Post by Desundial » Sat Sep 30, 2006 2:55 am

daryl wrote: Local police stations have been in some hot water regarding overzealous "advice" of this kind, specifically because it often takes the form: "You can't apply for that." Advice of this kind is simply illegal. The client is always entitled to submit a claim to the authority, even if that claim has no hope of success.
daryl
#!¤"!!!! Now I am hopping mad! This is exactly what happened to me when I filed for a renewel of my residence permit. I brought in two applications, one for a status level I thought I qualified for and one for a status level I knew I qualified for, and was told "you can't...." Now, unless having had two applications complicates it, and provided I read Daryl's post correctly, I should have insisted the lady take the application. Glad this discussion is now posted, and that daryl's commentary is so thorough. Now maybe others may have a chance to more fully understand their rights before going down to the police queue!

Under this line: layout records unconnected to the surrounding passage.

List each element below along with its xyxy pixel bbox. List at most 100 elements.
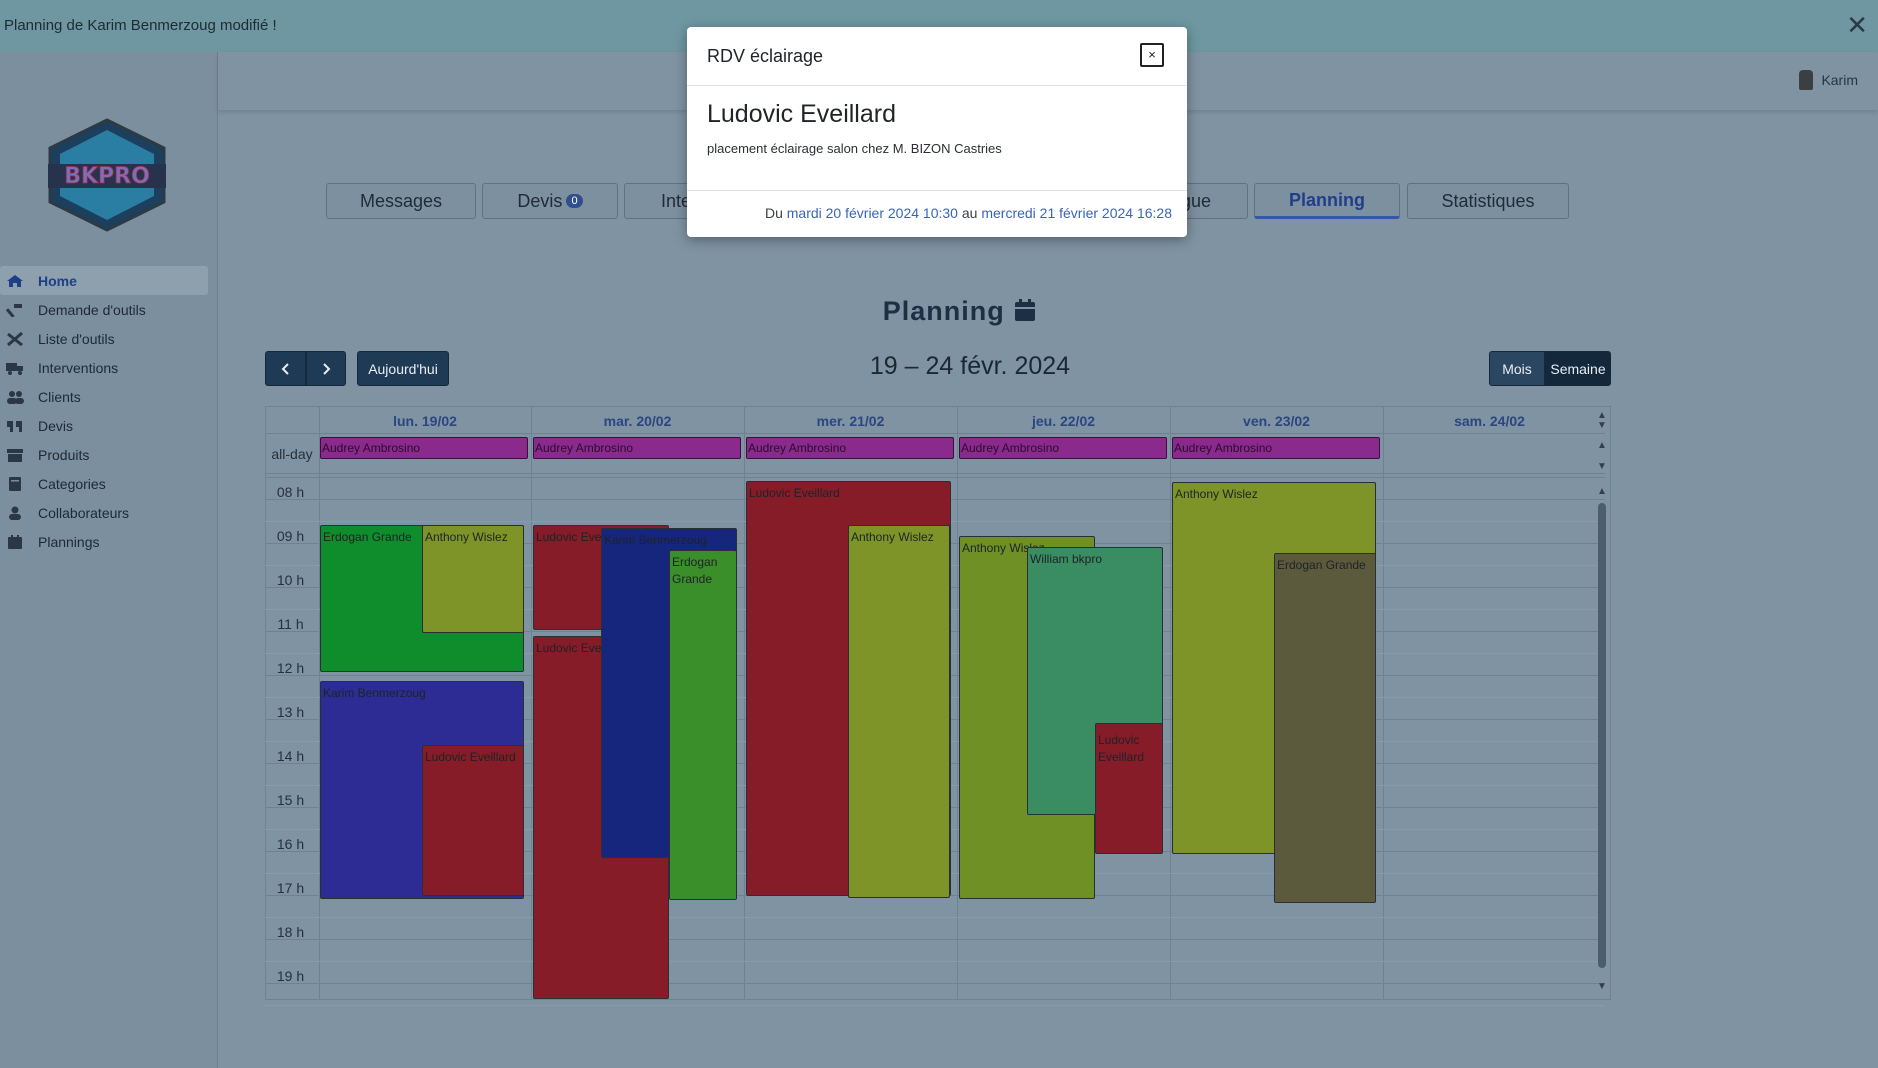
calendar-event[interactable]: Ludovic Eveillard xyxy=(422,745,524,896)
scroll-up-icon[interactable]: ▲ xyxy=(1595,440,1609,451)
company-logo: BKPRO xyxy=(48,118,166,232)
grid-row-line xyxy=(265,477,1605,478)
next-button[interactable] xyxy=(306,351,346,386)
tab-devis[interactable]: Devis 0 xyxy=(482,183,618,219)
grid-row-line xyxy=(265,983,1605,984)
calendar-event[interactable]: Erdogan Grande xyxy=(1274,553,1376,903)
sidebar-item-home[interactable]: Home xyxy=(0,266,208,295)
sidebar-item-devis[interactable]: Devis xyxy=(0,411,208,440)
day-header: ven. 23/02 xyxy=(1243,413,1310,429)
grid-row-line xyxy=(265,917,1605,918)
calendar-event[interactable]: Anthony Wislez xyxy=(422,525,524,633)
calendar-event[interactable]: Anthony Wislez xyxy=(848,525,950,898)
tab-catalogue[interactable]: gue xyxy=(1180,183,1248,219)
tab-label: Statistiques xyxy=(1441,190,1535,211)
grid-row-line xyxy=(265,433,1605,434)
scroll-down-icon[interactable]: ▼ xyxy=(1595,981,1609,992)
sidebar-nav: Home Demande d'outils Liste d'outils Int… xyxy=(0,266,210,556)
day-header: jeu. 22/02 xyxy=(1031,413,1096,429)
user-menu[interactable]: Karim xyxy=(1799,70,1858,90)
tools-icon xyxy=(6,331,24,346)
day-header: mer. 21/02 xyxy=(816,413,885,429)
hour-label: 12 h xyxy=(276,660,305,676)
view-month-button[interactable]: Mois xyxy=(1489,351,1545,386)
sidebar-item-produits[interactable]: Produits xyxy=(0,440,208,469)
hour-label: 18 h xyxy=(276,924,305,940)
sidebar-item-interventions[interactable]: Interventions xyxy=(0,353,208,382)
tab-planning[interactable]: Planning xyxy=(1254,183,1400,219)
tab-label: Devis xyxy=(517,190,563,211)
hour-label: 17 h xyxy=(276,880,305,896)
notification-text: Planning de Karim Benmerzoug modifié ! xyxy=(4,17,277,34)
hour-label: 11 h xyxy=(277,616,304,632)
allday-event[interactable]: Audrey Ambrosino xyxy=(746,437,954,459)
day-header: lun. 19/02 xyxy=(393,413,457,429)
calendar-event[interactable]: Erdogan Grande xyxy=(669,550,737,900)
modal-event-dates: Du mardi 20 février 2024 10:30 au mercre… xyxy=(765,205,1172,221)
grid-column-line xyxy=(957,406,958,1000)
sidebar-item-label: Produits xyxy=(38,446,90,463)
sidebar-item-label: Demande d'outils xyxy=(38,301,146,318)
scroll-up-icon[interactable]: ▲ xyxy=(1595,486,1609,497)
hour-label: 15 h xyxy=(276,792,305,808)
day-header: sam. 24/02 xyxy=(1454,413,1525,429)
user-icon xyxy=(6,506,24,520)
hour-label: 09 h xyxy=(276,528,305,544)
date-prefix: Du xyxy=(764,205,783,221)
sidebar-item-categories[interactable]: Categories xyxy=(0,469,208,498)
date-separator: au xyxy=(961,205,978,221)
event-modal: RDV éclairage × Ludovic Eveillard placem… xyxy=(687,27,1187,237)
hour-label: 16 h xyxy=(276,836,305,852)
sidebar-item-label: Home xyxy=(38,272,77,289)
sidebar-item-clients[interactable]: Clients xyxy=(0,382,208,411)
chevron-left-icon xyxy=(281,362,289,375)
allday-event[interactable]: Audrey Ambrosino xyxy=(959,437,1167,459)
sidebar-item-label: Devis xyxy=(38,417,74,434)
hour-label: 13 h xyxy=(276,704,305,720)
allday-event[interactable]: Audrey Ambrosino xyxy=(1172,437,1380,459)
notification-close-icon[interactable]: ✕ xyxy=(1846,10,1868,40)
page-title: Planning xyxy=(700,296,1220,327)
sidebar-item-plannings[interactable]: Plannings xyxy=(0,527,208,556)
modal-close-button[interactable]: × xyxy=(1140,43,1164,67)
page-title-text: Planning xyxy=(882,296,1005,326)
grid-row-line xyxy=(265,961,1605,962)
allday-event[interactable]: Audrey Ambrosino xyxy=(533,437,741,459)
sidebar-item-label: Clients xyxy=(38,388,81,405)
chevron-right-icon xyxy=(323,362,331,375)
tab-statistiques[interactable]: Statistiques xyxy=(1407,183,1569,219)
devis-count-badge: 0 xyxy=(566,194,583,208)
view-week-button[interactable]: Semaine xyxy=(1545,351,1611,386)
scroll-down-icon[interactable]: ▼ xyxy=(1595,420,1609,431)
sidebar: BKPRO Home Demande d'outils Liste d'outi… xyxy=(0,52,218,1068)
book-icon xyxy=(6,476,24,491)
tab-label: Planning xyxy=(1289,189,1365,210)
hour-label: 08 h xyxy=(276,484,305,500)
calendar-icon xyxy=(1015,299,1036,321)
modal-title: RDV éclairage xyxy=(707,46,824,66)
svg-text:BKPRO: BKPRO xyxy=(64,164,150,189)
date-start: mardi 20 février 2024 10:30 xyxy=(786,205,958,221)
grid-column-line xyxy=(1170,406,1171,1000)
hour-label: 14 h xyxy=(276,748,305,764)
day-header: mar. 20/02 xyxy=(603,413,672,429)
hammer-icon xyxy=(5,303,24,318)
calendar-event[interactable]: Ludovic Eveillard xyxy=(1095,723,1163,854)
tab-messages[interactable]: Messages xyxy=(326,183,476,219)
scroll-down-icon[interactable]: ▼ xyxy=(1595,461,1609,472)
sidebar-item-liste-outils[interactable]: Liste d'outils xyxy=(0,324,208,353)
sidebar-item-demande-outils[interactable]: Demande d'outils xyxy=(0,295,208,324)
allday-event[interactable]: Audrey Ambrosino xyxy=(320,437,528,459)
avatar xyxy=(1799,70,1814,90)
prev-button[interactable] xyxy=(265,351,306,386)
today-button[interactable]: Aujourd'hui xyxy=(357,351,449,386)
calendar-icon xyxy=(6,534,24,549)
grid-column-line xyxy=(531,406,532,1000)
date-end: mercredi 21 février 2024 16:28 xyxy=(981,205,1172,221)
tab-label: Messages xyxy=(359,190,443,211)
box-icon xyxy=(6,448,24,462)
allday-label: all-day xyxy=(271,446,313,462)
vertical-scrollbar[interactable] xyxy=(1598,503,1606,968)
sidebar-item-collaborateurs[interactable]: Collaborateurs xyxy=(0,498,208,527)
grid-column-line xyxy=(1383,406,1384,1000)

And BTW...three months on, no reply. Does this mean I could be in the pile of "find a reason to reject?" ? Having read this whole thread, I'm now having paranoid visions of getting caught in some pääkaupungin seutu drive-the aliens-out campaign! Best start hounding them and getting mr. snow to do same. At least I kept my passport. Surrendering my home country drivers license (on application for the Finnish one) was hard enough!

What I don't understand about the UVI inefficiency / under-resourced /what not is that my original application (from home country) was processed in a shocking less than 3 weeks. I would have understood if it had taken much longer. Somehow if UVI can't handle the load I think applications of people already here should be prioritized over people living abroad, especially if they can keep working away in home country vs. that local authority paranoia of "foreigner = drain on system".